Update: The end for Createspace. It is now officially merged with Kindle Direct Publishing.
To publish a book in print on demand paperback now, you can choose between Amazon KDP, Blurb, or Lulu.
The information in this article is out of date.
This article remains for reference only.
The nail in the coffin for Createspace
After moving print on demand (POD) paperback publishing from Createspace to Kindle Direct Publishing (KDP), Amazon has announced a new division, Media on Demand.
The information so far is limited, but there is a new Amazon page explaining how the move from Createspace to Media on Demand will work.
There is also a basic welcome page, but the details are still sketchy.
Of course, the impending closure of the part of Createspace that produces compact discs and MP3 files would seem to have little relevance for self-published authors.
Well, apart from some old rockers like me, who gave it a try in years gone by when CDs and MP3 were still in fashion. I can’t believe that after all the years, my old CDs are still on sale on Amazon!
But there is a big deal in this announcement for authors who are still using Createspace. The end seems to be nigh.
What you probably need to consider
Createspace has had a checkered history.
It seemed like a fantastic way in the early days for self-published authors to have a published book in paperback and gain access to expanded distribution to make their books available for order by brick and mortar bookstores.
But even with offering services to make ordering easy, bookshops never got very excited about having POD books on their shelves, and readers didn’t flock to stores to place orders. Why would they, when they could order on Amazon?
But as far as online publishing services went, Createspace was always efficient and relatively easy to use to self-publish in print book.
Its professional services were a bit expensive, but if you needed help with any part of producing a book, help was at hand.
The one huge problem that developed though with Createspace service was in paying, or in fact, not paying royalties. The saga went on for years and years, with many authors failing to receive payments.
Finally, Createspace made changes to its payment system. But it was, in fact, only a year or so before Amazon incorporated print on demand into KDP.

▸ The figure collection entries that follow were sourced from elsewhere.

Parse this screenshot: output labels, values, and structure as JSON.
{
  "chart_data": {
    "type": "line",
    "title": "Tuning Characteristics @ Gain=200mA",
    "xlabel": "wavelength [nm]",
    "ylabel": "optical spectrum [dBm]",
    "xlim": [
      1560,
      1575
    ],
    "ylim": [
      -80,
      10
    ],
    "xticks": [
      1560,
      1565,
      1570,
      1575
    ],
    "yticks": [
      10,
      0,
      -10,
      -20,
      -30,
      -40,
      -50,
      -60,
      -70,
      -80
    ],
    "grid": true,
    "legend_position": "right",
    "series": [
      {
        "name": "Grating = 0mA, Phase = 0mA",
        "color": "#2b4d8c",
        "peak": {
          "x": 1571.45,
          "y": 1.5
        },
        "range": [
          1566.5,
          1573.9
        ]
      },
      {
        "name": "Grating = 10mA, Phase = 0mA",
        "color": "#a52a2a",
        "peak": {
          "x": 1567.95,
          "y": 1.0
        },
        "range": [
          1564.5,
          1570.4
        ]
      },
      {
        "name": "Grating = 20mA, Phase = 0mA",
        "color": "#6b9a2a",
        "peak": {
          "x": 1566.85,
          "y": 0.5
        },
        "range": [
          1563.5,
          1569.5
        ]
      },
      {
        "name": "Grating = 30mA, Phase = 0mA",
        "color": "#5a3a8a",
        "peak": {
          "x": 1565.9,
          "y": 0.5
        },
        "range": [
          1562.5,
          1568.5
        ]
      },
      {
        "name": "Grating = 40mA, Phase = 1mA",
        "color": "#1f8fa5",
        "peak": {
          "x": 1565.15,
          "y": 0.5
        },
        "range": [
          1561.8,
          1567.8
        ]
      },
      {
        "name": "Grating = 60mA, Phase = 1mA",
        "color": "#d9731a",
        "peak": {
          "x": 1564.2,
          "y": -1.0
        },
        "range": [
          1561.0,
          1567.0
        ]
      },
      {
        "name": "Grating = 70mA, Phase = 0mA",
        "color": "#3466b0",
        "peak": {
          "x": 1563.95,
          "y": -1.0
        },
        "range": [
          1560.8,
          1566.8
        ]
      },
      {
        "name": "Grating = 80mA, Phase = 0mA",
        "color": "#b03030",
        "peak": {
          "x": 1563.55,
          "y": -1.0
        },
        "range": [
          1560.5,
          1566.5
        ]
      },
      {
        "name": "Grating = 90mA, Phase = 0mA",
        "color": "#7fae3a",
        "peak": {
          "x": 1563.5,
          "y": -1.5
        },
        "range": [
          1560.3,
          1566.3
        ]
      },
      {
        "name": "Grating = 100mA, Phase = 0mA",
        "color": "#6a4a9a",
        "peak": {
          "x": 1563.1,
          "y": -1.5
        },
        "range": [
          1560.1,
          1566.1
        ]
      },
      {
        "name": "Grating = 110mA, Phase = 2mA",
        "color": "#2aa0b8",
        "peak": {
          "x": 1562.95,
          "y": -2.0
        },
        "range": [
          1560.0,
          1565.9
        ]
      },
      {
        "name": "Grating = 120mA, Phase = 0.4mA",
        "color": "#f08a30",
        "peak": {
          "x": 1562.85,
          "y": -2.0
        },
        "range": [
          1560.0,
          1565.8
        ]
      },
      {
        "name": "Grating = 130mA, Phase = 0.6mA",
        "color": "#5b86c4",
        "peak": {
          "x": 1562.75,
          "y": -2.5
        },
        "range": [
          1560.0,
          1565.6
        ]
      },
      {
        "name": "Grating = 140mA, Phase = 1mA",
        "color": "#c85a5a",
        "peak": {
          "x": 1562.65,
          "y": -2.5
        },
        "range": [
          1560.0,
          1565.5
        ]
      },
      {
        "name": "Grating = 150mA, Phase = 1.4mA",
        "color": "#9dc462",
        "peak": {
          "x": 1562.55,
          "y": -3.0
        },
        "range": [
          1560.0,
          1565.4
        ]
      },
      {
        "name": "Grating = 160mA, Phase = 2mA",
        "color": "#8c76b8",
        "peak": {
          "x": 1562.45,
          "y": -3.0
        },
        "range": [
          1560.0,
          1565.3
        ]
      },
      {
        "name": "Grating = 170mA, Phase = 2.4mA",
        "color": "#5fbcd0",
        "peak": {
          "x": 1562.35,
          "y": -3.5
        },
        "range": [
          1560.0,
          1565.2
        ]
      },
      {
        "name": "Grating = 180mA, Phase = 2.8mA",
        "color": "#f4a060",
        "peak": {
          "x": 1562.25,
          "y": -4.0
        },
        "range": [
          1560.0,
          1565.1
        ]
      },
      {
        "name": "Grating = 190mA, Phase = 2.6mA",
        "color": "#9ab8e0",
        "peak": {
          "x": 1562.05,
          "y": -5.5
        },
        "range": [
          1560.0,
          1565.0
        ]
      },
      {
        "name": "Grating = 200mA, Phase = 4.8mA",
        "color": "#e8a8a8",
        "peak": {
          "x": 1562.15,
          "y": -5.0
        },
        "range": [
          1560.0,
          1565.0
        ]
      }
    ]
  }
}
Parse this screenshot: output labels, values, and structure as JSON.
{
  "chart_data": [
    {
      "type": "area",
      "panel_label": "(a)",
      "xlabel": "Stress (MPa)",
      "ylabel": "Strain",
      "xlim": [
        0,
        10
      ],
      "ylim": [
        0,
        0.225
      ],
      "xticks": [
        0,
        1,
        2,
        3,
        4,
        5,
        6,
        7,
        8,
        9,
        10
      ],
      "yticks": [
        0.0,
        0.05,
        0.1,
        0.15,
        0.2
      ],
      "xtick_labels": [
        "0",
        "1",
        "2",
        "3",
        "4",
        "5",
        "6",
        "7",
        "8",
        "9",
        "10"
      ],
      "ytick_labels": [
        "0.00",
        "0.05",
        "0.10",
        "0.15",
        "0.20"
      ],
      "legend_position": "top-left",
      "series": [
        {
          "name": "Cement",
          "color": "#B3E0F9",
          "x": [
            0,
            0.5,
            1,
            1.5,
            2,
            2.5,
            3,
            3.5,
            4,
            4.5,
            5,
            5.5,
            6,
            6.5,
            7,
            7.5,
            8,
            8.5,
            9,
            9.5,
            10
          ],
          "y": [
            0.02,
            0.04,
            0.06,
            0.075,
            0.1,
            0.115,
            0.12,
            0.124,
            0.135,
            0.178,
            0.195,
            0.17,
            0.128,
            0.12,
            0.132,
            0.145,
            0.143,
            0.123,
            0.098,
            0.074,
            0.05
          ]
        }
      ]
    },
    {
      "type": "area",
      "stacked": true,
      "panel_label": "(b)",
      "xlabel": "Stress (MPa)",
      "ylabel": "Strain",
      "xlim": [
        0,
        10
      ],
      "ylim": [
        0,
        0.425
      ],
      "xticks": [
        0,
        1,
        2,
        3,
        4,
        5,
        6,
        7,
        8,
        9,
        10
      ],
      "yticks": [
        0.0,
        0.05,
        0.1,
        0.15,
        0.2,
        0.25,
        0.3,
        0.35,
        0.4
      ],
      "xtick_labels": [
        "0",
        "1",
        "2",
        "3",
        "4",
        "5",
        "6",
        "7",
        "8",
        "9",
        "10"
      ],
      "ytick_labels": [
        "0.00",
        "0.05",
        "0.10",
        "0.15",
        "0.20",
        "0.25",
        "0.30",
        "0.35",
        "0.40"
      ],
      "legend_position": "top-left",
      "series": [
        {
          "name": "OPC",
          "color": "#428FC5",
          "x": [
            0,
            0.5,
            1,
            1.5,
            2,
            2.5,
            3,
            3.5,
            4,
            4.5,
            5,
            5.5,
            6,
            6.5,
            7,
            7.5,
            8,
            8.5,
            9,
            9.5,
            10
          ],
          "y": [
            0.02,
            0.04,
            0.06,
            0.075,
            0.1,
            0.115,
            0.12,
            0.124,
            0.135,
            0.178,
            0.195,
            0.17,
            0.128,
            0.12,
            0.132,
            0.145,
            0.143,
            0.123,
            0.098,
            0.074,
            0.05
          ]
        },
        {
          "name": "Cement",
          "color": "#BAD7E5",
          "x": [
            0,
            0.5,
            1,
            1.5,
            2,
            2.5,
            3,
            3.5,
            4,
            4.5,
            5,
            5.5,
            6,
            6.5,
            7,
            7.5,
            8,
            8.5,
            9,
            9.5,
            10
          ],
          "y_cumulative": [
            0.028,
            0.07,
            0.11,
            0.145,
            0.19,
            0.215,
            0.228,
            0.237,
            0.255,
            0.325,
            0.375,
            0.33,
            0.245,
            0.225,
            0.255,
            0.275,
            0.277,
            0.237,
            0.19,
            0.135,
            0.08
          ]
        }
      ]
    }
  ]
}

By chance, I was doing a Google search on Createspace HQ in North Charleston and came across this result. Look at the reviews at the bottom.
It seems like Createspace is still causing issues for users.
Media on Demand will take another large chunk of Createspace’s business. With POD books already moving to KDP, the signs are not looking good.
If you are currently published with Createspace, I would highly advise that you consider moving your books to KDP in the near future, before you need to do it in a rush.